Muti, çay üreticilerinin yalnız ekonomik değil, çevresel ve sosyal baskılarla da karşı karşıya olduğunu söyledi. Tarım politikalarının neoliberal etkilerle çiftçiyi değil sermayeyi koruduğunu belirtti. “Tarım insanın en temel ihtiyacı olan gıda mallarını üreten bir faaliyet olması nedeniyle stratejik öneme sahiptir. Gıda güvencesinin istikrarlı olarak sağlanmasında, izlenen tarım politikalarının önemi büyüktür. Ülkemizde özellikle 1980 sonrası neoliberal politikalarla birlikte, endüstriyel tarım ve hayvancılık öncelenmiştir.”

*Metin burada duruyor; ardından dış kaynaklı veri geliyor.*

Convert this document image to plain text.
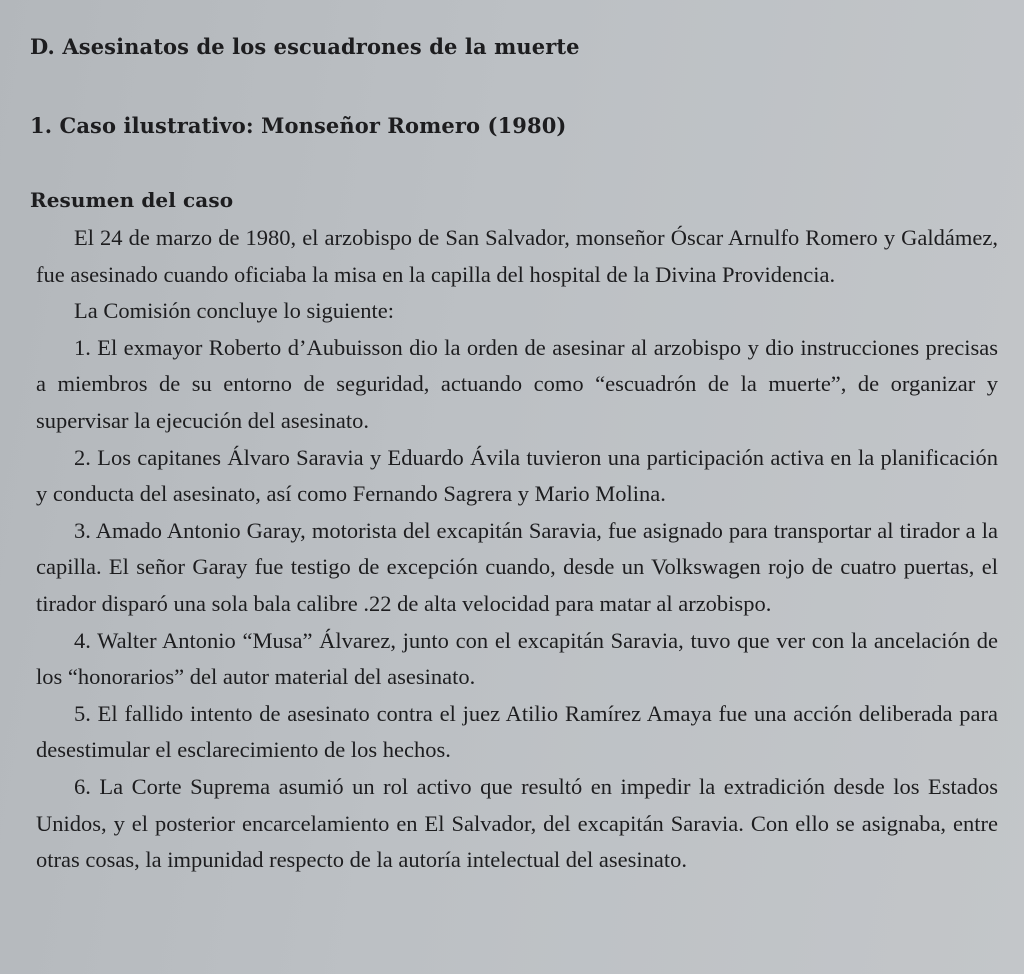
D. Asesinatos de los escuadrones de la muerte
1. Caso ilustrativo: Monseñor Romero (1980)
Resumen del caso

El 24 de marzo de 1980, el arzobispo de San Salvador, monseñor Óscar Arnulfo Romero y Galdámez, fue asesinado cuando oficiaba la misa en la capilla del hospital de la Divina Providencia.

La Comisión concluye lo siguiente:

1. El exmayor Roberto d’Aubuisson dio la orden de asesinar al arzobispo y dio instrucciones precisas a miembros de su entorno de seguridad, actuando como “escuadrón de la muerte”, de organizar y supervisar la ejecución del asesinato.

2. Los capitanes Álvaro Saravia y Eduardo Ávila tuvieron una participación activa en la planificación y conducta del asesinato, así como Fernando Sagrera y Mario Molina.

3. Amado Antonio Garay, motorista del excapitán Saravia, fue asignado para transportar al tirador a la capilla. El señor Garay fue testigo de excepción cuando, desde un Volkswagen rojo de cuatro puertas, el tirador disparó una sola bala calibre .22 de alta velocidad para matar al arzobispo.

4. Walter Antonio “Musa” Álvarez, junto con el excapitán Saravia, tuvo que ver con la ancelación de los “honorarios” del autor material del asesinato.

5. El fallido intento de asesinato contra el juez Atilio Ramírez Amaya fue una acción deliberada para desestimular el esclarecimiento de los hechos.

6. La Corte Suprema asumió un rol activo que resultó en impedir la extradición desde los Estados Unidos, y el posterior encarcelamiento en El Salvador, del excapitán Saravia. Con ello se asignaba, entre otras cosas, la impunidad respecto de la autoría intelectual del asesinato.
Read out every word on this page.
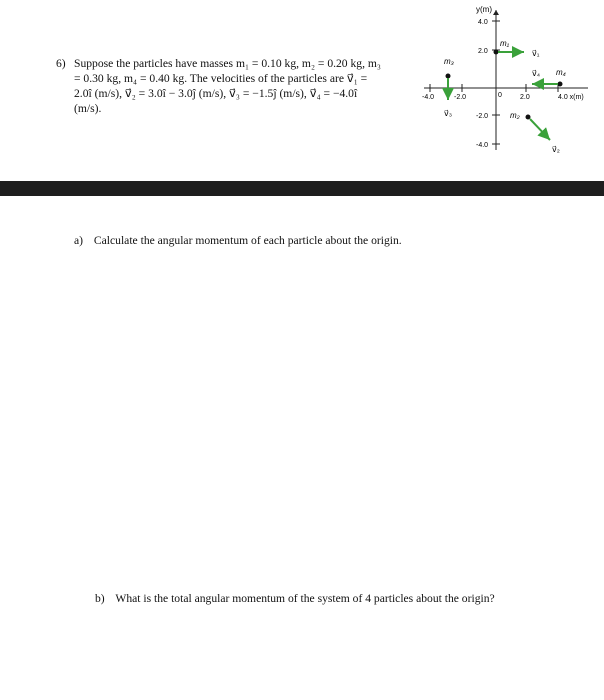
6) Suppose the particles have masses m₁ = 0.10 kg, m₂ = 0.20 kg, m₃
= 0.30 kg, m₄ = 0.40 kg. The velocities of the particles are v⃗₁ =
2.0î (m/s), v⃗₂ = 3.0î − 3.0ĵ (m/s), v⃗₃ = −1.5ĵ (m/s), v⃗₄ = −4.0î
(m/s).
y(m)
4.0 x(m)
4.0
2.0
-2.0
-4.0
-4.0	-2.0	0	2.0
m₁
v⃗₁
m₃
v⃗₃
m₄
v⃗₄
m₂
v⃗₂
a) Calculate the angular momentum of each particle about the origin.
b) What is the total angular momentum of the system of 4 particles about the origin?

Çay üretiminin yalnızca üreticileri değil bölgedeki işçilerden kadınlara, mevsimlik göçmen işçilerden esnafa kadar geniş bir kesimi etkilediğini hatırlatan Muti, istikrarlı ve güven veren tarım politikalarının eksikliğinin üreticiyi zor durumda bıraktığını söyledi.
“Üreten Biziz, Yöneten de Biz Olacağız”
Başkan Olcay Muti, çay üreticilerinin taleplerini kamuoyuna şu maddelerle duyurdu: “Yaş çayda taban fiyat uygulanmalı; bu fiyat en az 34 TL olmalı, Organik yaş çay fiyatı, konvansiyonel çayın iki katı olmalı, Gübre fiyatları üretici lehine enflasyon oranında sübvanse edilmeli, Taban fiyatın altında alım yapan özel sektör yasaklanmalı, Organik üreticiler için sertifika çalışmaları başlatılmalı, Mevsimlik işçiler kadroya alınmalı, Üreticiye danışılmadan hazırlanan yasal taslaklar geri çekilmeli, üreticiyle birlikte yeniden hazırlanmalıdır.”
Muti, konuşmasının sonunda çevreye yönelik sermaye saldırılarına da dikkat çekerek şu ifadeleri kullandı; “Sermaye tarım alanlarına saldırıyor. HES'lerle, maden aramalarıyla, suyunuzu ve doğamızı yağmalıyorlar. Her saldırıda daha da yoksullaşıyoruz.
Bu saldırılar karşısında yalnız ve çaresiz değiliz. Çay fabrikalarında çalışan mevsimlik ve kadrolu işçiler, kamu emekçileri, çayla doğrudan bağı olan esnaf, çay taşıyıcı şoförler, çayda görünmeyen emeğini sırtlanan kadınlar, çayın geleceğine sahip çıkacak; sözünü söylediği, doğasına ve yaşamına sahip çıktığı, üretenin yöneten olacağı bir bilinçle haklarını kazanacaktır.”